The S&P 500 index, for its part, declined by nearly 3.0 percent on Friday's session, while the Nasdaq fell 3.5% on the broad-based selling momentum. The market participants' primary concern was not the alarming inflation data. More importantly, it was the realization that the Fed is likely to become more aggressive in its actions in the policy arena that could stifle the prospects for economic growth and, consequently, reduce earnings potential.

In the end, there were severe doubts about whether the market was providing an actual value at the current level as forward earnings estimates have not yet been reduced in any meaningful way, despite the abundance of evidence suggesting that the coming economic conditions are likely to be more difficult.

Market action

The market selling was widespread, completing the week with losses across the entire eleven S&P 500 sectors ranging from 0.9 percent to 6.8 percent.

The market sector with the best performance this week was the energy sector. It lost only 0.9 percent and was shielded from the mass selling that hit other sectors because of the energy cost increase. The second best performing sector is consumer goods which declined "only" 2.6 percent.

The sectors that suffered the most this week were the financial sector with a loss of -6.8 percent, Information technology with -6.4 percent and real estate with -6.2 percent, and consumer discretionary with -6.1 percent as well as materials posting -5.8 percent. On another important note, Dow Jones Transportation Average fell 7.5 percent.

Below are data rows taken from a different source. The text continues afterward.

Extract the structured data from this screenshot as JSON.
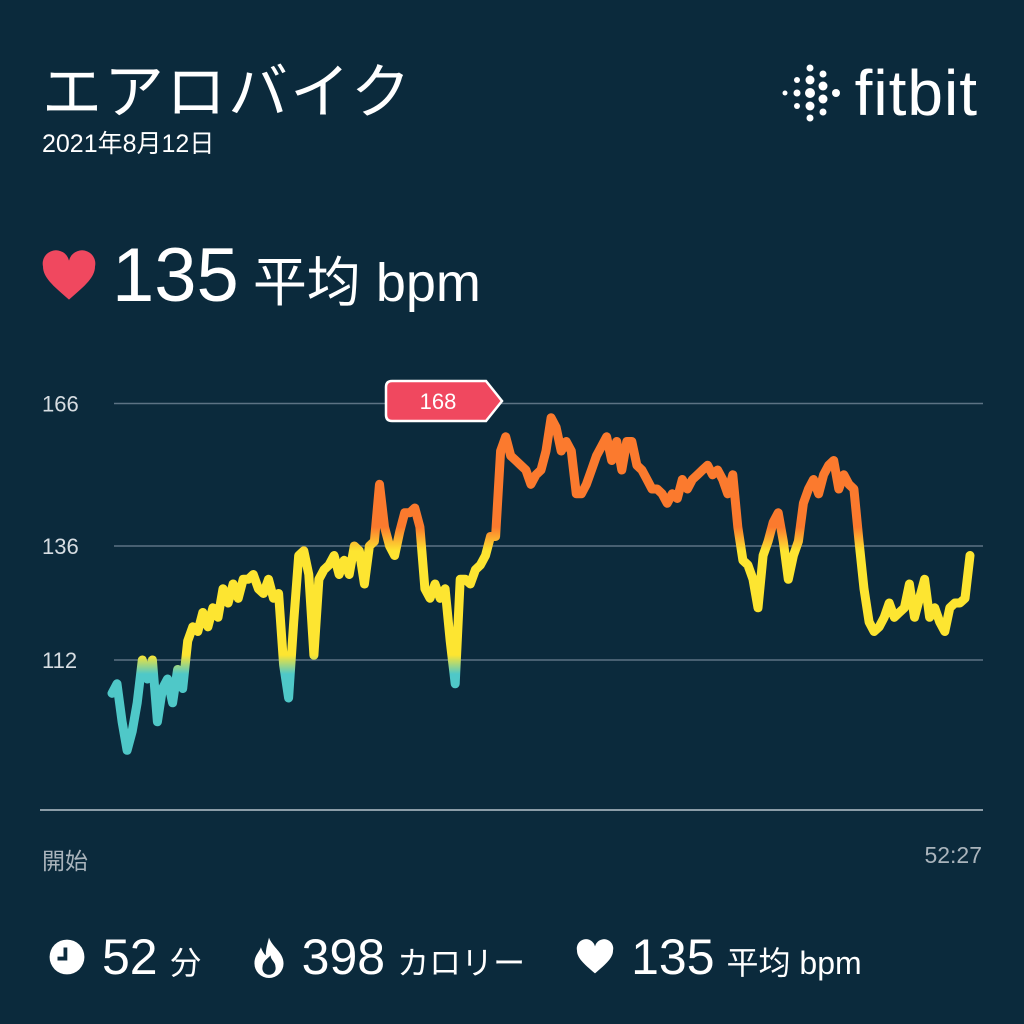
{
  "header": {
    "title": "エアロバイク",
    "date": "2021年8月12日",
    "brand": "fitbit"
  },
  "summary": {
    "heart_icon": "heart-icon",
    "value": "135",
    "unit": "平均 bpm"
  },
  "colors": {
    "background": "#0b2a3c",
    "heart": "#f0485f",
    "callout": "#f0485f",
    "zone_low": "#4fc8c8",
    "zone_mid": "#fde531",
    "zone_high": "#fb7a2e",
    "grid": "#5d7384"
  },
  "chart_data": {
    "type": "line",
    "title": "",
    "xlabel": "",
    "ylabel": "",
    "x_range_labels": {
      "start": "開始",
      "end": "52:27"
    },
    "x_range_minutes": [
      0,
      52.45
    ],
    "y_ticks": [
      112,
      136,
      166
    ],
    "y_tick_labels": [
      "112",
      "136",
      "166"
    ],
    "grid": true,
    "max_callout": {
      "label": "168",
      "value": 168
    },
    "zone_stops": [
      {
        "bpm": 109,
        "color": "#4fc8c8"
      },
      {
        "bpm": 113,
        "color": "#fde531"
      },
      {
        "bpm": 135,
        "color": "#fde531"
      },
      {
        "bpm": 140,
        "color": "#fb7a2e"
      }
    ],
    "sampling": "evenly spaced over x_range_minutes",
    "values": [
      105,
      107,
      99,
      93,
      97,
      103,
      112,
      108,
      112,
      99,
      106,
      108,
      103,
      110,
      106,
      116,
      119,
      118,
      122,
      119,
      123,
      121,
      127,
      124,
      128,
      125,
      129,
      129,
      130,
      127,
      126,
      129,
      125,
      126,
      111,
      104,
      120,
      134,
      135,
      130,
      113,
      129,
      131,
      132,
      134,
      130,
      133,
      130,
      136,
      135,
      128,
      136,
      137,
      149,
      140,
      136,
      134,
      139,
      143,
      143,
      144,
      140,
      127,
      125,
      128,
      125,
      127,
      116,
      107,
      129,
      129,
      128,
      131,
      132,
      134,
      138,
      138,
      156,
      159,
      155,
      154,
      153,
      152,
      149,
      151,
      152,
      156,
      163,
      161,
      156,
      158,
      156,
      147,
      147,
      149,
      152,
      155,
      157,
      159,
      154,
      158,
      152,
      158,
      158,
      153,
      152,
      150,
      148,
      148,
      147,
      145,
      147,
      146,
      150,
      148,
      150,
      151,
      152,
      153,
      151,
      152,
      150,
      147,
      151,
      140,
      133,
      132,
      129,
      123,
      134,
      137,
      141,
      143,
      137,
      129,
      134,
      137,
      145,
      148,
      150,
      147,
      151,
      153,
      154,
      148,
      151,
      149,
      148,
      137,
      127,
      120,
      118,
      119,
      121,
      124,
      121,
      122,
      123,
      128,
      121,
      125,
      129,
      121,
      123,
      120,
      118,
      123,
      124,
      124,
      125,
      134
    ]
  },
  "stats": [
    {
      "icon": "clock-icon",
      "value": "52",
      "unit": "分"
    },
    {
      "icon": "flame-icon",
      "value": "398",
      "unit": "カロリー"
    },
    {
      "icon": "heart-icon",
      "value": "135",
      "unit": "平均 bpm"
    }
  ]
}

There's a wealth transfer happening at the moment, and people are losing a lot of money in stocks, bonds, and the crypto market. The only thing that has risen on Friday is silver and gold after they knocked it down. The market controllers got gold down to $1825 and silver to $21.28. Gold closed traded at $1871, up $20 for the week, and silver closed at 21.87, down 4 cents for the same period.  

The Eurodollar got clobbered during the week, mainly on Thursday and Friday trading sessions, as shown on our Daily Chart Analysis For June 3, with the Meen Res 1.077 being the main culprit with the 1.04, 1.03 level will come into focus as likely support.